Os problemas começam a aparecer quando fica claro que o primeiro ato não foi intencionalmente concebido como o mais forte da produção, já que fica claro que a ideia de Desplechin é manter esse tom nos dois terços seguintes, tentando criar situações que sustentem o clima bélico entre os irmãos enquanto alimenta a expectativa por um embate. Nesse momento, me lembro da cirúrgica reflexão da animação Os Incríveis (“Se todos forem ‘super’, ninguém mais será”), que cai como uma luva para Briga Entre Irmãos. Afinal, se todas as cenas forem tão fortes como a primeira, não haverá mais impacto, pois o espectador já terá se acostumado.
E é precisamente o que acontece, evidenciando o desespero de Desplechin e Peyr para extrair reações de seu público, sendo particularmente triste constatar o exagero que toma conta de todo o restante da projeção. A mão pesada de Desplechin contamina outros departamentos, especialmente a trilha sonora que, melosa e alta, quando combinada aos cafonas zooms dramáticos do diretor, fazem o filme parecer uma novela mexicana, com direito a barracos gratuitos como aquele protagonizado por Alice numa farmácia.
Vivida por uma Marion Cotillard (A Origem) que, apesar de carismática e intensa, nem de longe lembra o brilhantismo de outras épocas, Alice é vítima da covardia do roteiro que opta por usar remédios como justificativas para seu comportamento, não levando adiante o argumento. E o mesmo acontece com Melvil Poupaud (Verão de 85), cujo Louis é ainda mais prejudicado ao ter de protagonizar um constrangedor momento ocasionado pelo uso de ópio (ele simplesmente sai voando pela cidade).

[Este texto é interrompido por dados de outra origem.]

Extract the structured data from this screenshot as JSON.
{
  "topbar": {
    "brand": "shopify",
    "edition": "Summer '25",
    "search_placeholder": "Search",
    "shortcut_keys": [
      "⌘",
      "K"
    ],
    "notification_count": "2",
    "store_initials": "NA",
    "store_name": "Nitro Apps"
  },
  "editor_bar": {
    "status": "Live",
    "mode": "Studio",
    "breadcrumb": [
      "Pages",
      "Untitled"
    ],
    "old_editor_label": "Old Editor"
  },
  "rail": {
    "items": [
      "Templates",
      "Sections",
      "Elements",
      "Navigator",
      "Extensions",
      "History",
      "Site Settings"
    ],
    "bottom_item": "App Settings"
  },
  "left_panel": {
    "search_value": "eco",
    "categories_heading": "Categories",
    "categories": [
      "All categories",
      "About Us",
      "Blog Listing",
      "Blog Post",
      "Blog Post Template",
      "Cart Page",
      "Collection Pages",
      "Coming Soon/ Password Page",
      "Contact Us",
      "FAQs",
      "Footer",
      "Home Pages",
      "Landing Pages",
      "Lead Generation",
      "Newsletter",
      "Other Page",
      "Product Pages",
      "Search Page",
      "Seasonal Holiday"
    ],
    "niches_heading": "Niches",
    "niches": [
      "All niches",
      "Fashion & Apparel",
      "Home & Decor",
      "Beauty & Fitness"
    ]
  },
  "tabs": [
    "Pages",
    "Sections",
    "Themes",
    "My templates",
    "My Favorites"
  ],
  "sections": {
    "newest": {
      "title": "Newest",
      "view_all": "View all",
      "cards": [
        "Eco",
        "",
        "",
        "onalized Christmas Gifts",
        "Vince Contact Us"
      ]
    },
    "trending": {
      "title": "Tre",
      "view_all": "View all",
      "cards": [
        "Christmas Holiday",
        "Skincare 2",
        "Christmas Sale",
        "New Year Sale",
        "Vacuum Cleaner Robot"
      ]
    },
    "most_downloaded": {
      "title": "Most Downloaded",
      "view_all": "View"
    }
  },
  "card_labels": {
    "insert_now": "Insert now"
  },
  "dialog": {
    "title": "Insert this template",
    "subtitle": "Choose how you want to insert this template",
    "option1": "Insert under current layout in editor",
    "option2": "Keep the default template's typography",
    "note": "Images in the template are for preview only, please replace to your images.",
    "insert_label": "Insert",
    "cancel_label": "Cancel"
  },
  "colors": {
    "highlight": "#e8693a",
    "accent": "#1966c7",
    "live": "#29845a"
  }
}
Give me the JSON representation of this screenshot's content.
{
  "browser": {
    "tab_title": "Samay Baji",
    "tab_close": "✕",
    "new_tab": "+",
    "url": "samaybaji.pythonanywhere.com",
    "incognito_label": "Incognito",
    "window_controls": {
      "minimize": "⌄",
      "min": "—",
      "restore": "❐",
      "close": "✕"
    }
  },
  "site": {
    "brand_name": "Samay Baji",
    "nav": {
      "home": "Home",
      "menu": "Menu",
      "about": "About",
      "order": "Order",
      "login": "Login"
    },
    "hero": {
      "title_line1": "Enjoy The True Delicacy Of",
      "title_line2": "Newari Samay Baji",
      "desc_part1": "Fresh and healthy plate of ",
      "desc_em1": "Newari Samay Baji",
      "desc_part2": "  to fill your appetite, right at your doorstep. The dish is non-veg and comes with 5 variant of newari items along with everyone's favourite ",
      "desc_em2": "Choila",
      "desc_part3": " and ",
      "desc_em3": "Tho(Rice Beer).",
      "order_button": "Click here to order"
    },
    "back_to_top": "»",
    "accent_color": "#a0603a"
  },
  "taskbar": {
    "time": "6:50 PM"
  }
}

Contando com uma parcela indesculpável de conveniências (os encontros no hospital e no mercado), o roteiro prepara para um embate (Alice chega a desmaiar ao notar a presença de Louis) que acaba sendo decepcionante. Além de abrupto, trai-se a magnitude que foi estabelecida ao longo da projeção, como se a solução fosse muito mais simples do que parecia, mas cometendo o erro capital de não gerar reações no restante da família. Abusando dos diálogos óbvios e expositivos “seus pais estão mortos, você não tem mais ninguém”, Briga Entre Irmãos ainda tenta elevar o nível de erudição da produção, soando apenas patético ao incluir conversas quase que inteiramente envolvendo metáforas.
Mesmo exagerando em quase todos os aspectos, Briga Entre Irmãos consegue a proeza de diluir o impacto de sua narrativa, numa escalada inversa que culmina num terceiro ato frustrante e genérico, não recompensando o investimento feito numa história repleta de boas intenções em seu discurso em prol do amor e do perdão, expondo as consequências de uma vida tomada pelo ressentimento.